The tide turned in the middle 80s. I remember it because it coincided with the installation of longer runways at some of the world’s best remote destinations, which sent them on their death spiral down the crapper. I also remember it because I was entering a few years of epic hospitalizations resulting from being crushed, spilt open and later paralyzed. Scattered among these visits to hospitals from Kathmandu to California to New York, there was still the occasional high point, remembered like a glossy black-and-white with that pretty Stork Club cigarette girl in the background, but they were rare. The industrialization of the processes had begun. The light was changing. The artists were shown the door.

Today, getting an operation isn’t any fun at all. Name one connoisseur of any standing who would disagree.

I’m reminiscing about this is because I have to have an operation in ten days. I brought it on myself. I popped a couple of hernias when carrying Roo after her snakebite. The underlying guts are now protruding in little lumps that have to be poked back in and won't quite go. It was why I had to put Roo back down on the ground and make her walk the last 300 feet to the car, though I then picked her up again to put her in and again to get her into the ER. There was no choice. If you ask Roo,  by the way, she'll agree that being hospitalized isn’t too much fun, either.

Surgery doesn’t worry me. The most recent one I had was on a shoulder. I think the surgeon operated with a fork and mistook the shoulder for a plate of mashed potatoes that he needed to stir.
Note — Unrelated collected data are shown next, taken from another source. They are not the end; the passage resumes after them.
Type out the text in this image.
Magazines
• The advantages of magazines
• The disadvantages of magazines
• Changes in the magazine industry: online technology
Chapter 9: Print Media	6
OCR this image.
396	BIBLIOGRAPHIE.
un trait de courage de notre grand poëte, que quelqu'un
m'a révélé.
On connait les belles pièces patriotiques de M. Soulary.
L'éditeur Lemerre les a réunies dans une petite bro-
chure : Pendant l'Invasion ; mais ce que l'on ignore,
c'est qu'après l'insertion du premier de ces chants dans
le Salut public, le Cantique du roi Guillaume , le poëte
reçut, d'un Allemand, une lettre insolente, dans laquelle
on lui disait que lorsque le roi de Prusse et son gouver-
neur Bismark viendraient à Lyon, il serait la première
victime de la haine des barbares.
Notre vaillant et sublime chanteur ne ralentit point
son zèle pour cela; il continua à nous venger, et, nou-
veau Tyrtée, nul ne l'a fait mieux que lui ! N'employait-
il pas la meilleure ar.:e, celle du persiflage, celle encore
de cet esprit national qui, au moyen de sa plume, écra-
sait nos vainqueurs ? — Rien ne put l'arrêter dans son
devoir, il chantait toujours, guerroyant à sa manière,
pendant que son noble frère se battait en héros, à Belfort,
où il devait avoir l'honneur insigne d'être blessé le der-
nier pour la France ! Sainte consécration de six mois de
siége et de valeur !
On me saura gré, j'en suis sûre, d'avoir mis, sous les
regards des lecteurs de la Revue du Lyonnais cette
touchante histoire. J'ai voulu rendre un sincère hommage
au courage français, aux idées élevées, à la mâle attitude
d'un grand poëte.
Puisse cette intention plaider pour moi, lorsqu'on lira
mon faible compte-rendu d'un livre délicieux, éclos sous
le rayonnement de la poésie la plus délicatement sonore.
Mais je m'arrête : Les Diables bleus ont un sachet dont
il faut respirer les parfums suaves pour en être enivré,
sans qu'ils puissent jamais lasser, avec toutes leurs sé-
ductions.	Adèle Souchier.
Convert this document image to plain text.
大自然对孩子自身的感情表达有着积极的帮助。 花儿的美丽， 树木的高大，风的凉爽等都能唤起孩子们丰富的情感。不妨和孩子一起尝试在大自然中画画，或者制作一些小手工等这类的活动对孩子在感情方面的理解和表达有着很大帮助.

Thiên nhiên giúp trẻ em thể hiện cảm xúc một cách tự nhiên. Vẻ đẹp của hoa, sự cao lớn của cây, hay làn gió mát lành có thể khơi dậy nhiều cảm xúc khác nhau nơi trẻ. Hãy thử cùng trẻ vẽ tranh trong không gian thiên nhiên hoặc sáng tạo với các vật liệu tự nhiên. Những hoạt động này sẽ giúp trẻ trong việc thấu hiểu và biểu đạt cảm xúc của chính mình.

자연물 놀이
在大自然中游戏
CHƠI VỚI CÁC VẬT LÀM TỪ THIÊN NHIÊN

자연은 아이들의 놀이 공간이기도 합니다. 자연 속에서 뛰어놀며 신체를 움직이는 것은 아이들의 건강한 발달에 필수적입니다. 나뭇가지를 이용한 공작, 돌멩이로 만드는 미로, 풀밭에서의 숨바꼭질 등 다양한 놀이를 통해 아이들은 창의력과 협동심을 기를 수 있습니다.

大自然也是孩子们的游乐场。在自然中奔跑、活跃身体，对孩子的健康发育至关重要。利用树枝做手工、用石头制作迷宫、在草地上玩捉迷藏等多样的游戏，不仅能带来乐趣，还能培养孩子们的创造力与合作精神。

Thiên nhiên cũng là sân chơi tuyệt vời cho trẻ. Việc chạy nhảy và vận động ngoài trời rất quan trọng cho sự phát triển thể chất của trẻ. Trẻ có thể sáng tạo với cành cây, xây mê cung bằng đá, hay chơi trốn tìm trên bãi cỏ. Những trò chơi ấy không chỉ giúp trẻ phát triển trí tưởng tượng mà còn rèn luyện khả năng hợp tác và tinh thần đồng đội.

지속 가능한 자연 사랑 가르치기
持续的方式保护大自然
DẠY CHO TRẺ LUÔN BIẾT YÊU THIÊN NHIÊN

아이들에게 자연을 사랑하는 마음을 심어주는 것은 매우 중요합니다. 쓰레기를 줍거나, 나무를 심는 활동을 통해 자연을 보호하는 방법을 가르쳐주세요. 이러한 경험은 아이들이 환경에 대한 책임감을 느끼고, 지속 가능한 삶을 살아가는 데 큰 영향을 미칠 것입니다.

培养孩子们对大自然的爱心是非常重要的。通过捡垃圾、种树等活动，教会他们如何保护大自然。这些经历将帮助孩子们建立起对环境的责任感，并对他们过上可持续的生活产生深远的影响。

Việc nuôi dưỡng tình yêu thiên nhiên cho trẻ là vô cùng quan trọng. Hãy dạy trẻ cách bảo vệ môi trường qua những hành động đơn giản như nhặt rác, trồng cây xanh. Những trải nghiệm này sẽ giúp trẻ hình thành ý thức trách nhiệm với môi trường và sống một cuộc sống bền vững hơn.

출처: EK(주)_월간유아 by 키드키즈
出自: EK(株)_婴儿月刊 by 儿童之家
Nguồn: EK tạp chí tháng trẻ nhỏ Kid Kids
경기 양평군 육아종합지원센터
He destroyed the shoulder forever, and I did that one with nothing but Tylenol (I won’t be doing that again).

What worries me, however, is Roo. It will be several days - the surgeon says three weeks, but I don’t believe that for a minute - before I can walk her at all. There is a yard here, and she can adapt, but it’s going to be a drag for her.

So. If anyone is in Asheville, North Carolina, and feels like walking Roo once or twice, let me know. She might need a place to stay, and I’m reluctant to place her in boarding, where, in the event I am required to stay in the hospital unexpectedly, I’m worried about her being stuck. Though we’ve been here since April, we don’t know a soul. That is because I am too shy to want to know anybody or to ever hang out with anybody. I guess the lesson is that no dog is an island. And there we are.

Trying to lighten the blow on the little World Bear.